El rey echó mano a la parte de atrás de su faldellín abierto, sacando un cuchillo.

—Eso tiene arreglo. ¡Ya estoy harto!

Le clavó el puñal en la garganta. La sangre brotó del cuello del sacerdote.

El faraón tomó un paño blanco que había sido dispuesto para limpiarse al término de la ofrenda. Se limpió, volviendo a cubrirse con el faldellín y saliendo de la cámara del dios mientras el sacerdote perdía la vida.

Se dirigió a los sacerdotes que les esperaban.

—El dios ha encontrado a su sumo sacerdote indigno de su cargo y ha desatado su cólera sobre él. Encontrad uno más razonable a Atón y a mí mismo.

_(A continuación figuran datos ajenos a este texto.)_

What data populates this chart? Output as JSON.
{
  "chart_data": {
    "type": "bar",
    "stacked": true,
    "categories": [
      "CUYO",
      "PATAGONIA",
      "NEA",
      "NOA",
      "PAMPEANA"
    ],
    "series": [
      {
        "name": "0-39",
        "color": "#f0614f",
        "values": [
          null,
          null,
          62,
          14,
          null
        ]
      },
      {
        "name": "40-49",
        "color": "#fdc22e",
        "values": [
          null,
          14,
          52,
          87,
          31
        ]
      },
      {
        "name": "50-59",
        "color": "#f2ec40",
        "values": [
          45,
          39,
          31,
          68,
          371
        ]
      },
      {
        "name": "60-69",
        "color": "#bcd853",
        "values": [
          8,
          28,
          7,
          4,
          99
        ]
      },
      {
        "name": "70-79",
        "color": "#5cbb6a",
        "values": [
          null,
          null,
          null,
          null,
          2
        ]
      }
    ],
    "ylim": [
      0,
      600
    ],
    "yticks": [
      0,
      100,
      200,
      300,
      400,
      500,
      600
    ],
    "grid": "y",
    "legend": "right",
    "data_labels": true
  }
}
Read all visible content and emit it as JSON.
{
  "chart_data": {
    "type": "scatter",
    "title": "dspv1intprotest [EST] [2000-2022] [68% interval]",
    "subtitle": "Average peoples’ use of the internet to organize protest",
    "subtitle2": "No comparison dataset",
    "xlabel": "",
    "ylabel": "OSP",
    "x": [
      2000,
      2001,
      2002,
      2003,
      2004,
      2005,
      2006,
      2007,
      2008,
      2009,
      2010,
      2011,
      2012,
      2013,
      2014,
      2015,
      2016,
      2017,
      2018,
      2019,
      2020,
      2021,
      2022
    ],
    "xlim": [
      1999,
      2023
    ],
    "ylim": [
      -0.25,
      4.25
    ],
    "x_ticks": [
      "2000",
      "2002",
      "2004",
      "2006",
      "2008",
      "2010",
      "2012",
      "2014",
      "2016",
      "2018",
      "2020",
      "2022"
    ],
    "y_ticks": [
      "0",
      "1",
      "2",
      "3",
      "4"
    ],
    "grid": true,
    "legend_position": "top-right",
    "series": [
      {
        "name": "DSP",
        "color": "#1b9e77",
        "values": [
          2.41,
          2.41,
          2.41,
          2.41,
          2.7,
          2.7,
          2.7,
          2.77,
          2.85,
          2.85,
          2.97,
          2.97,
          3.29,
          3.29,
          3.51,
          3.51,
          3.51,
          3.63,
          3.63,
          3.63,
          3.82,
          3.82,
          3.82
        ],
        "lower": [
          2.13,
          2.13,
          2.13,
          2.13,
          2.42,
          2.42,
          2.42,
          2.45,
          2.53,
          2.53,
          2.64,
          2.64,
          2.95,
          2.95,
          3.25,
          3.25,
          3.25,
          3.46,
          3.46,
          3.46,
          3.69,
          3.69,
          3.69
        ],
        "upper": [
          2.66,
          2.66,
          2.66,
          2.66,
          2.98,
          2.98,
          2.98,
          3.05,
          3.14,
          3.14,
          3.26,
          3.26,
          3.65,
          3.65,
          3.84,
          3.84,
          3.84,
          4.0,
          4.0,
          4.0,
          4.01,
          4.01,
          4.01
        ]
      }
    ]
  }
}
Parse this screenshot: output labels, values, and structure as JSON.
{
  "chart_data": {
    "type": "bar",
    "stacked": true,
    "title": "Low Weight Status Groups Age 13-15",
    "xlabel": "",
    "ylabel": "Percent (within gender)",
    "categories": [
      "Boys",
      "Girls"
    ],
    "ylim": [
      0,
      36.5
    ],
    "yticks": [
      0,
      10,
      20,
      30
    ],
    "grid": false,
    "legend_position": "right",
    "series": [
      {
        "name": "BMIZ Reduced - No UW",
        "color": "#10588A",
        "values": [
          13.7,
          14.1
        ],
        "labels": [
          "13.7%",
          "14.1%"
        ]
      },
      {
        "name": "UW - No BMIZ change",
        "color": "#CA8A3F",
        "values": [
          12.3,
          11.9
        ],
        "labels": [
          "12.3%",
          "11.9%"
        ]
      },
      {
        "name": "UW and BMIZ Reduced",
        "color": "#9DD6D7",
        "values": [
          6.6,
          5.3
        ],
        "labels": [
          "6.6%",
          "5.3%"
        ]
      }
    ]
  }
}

Limpiad la sangre. El mismo dios ha sido salpicado de los fluidos del mortal.

Pareció dejar zanjado el asunto, pero se volvió de pronto.

—¡Y no se os ocurra decir una palabra sobre nada de lo que ha ocurrido aquí! Todo ha ido bien. Como siempre.

Snefru sonrió, y pequeñas arrugas de felicidad se abrieron en su viejo rostro, a pesar de su caminar oscilante. No le importaron los murmullos.

Después de todo, el dolor había valido la pena. Una vieja deuda estaba saldada.

Salió de nuevo al encuentro de su pueblo, sonriendo y levantando su brazo. La ceremonia había sido un éxito. El resto del pueblo ya podía ir a los templos o altares a cumplir con su misión sagrada.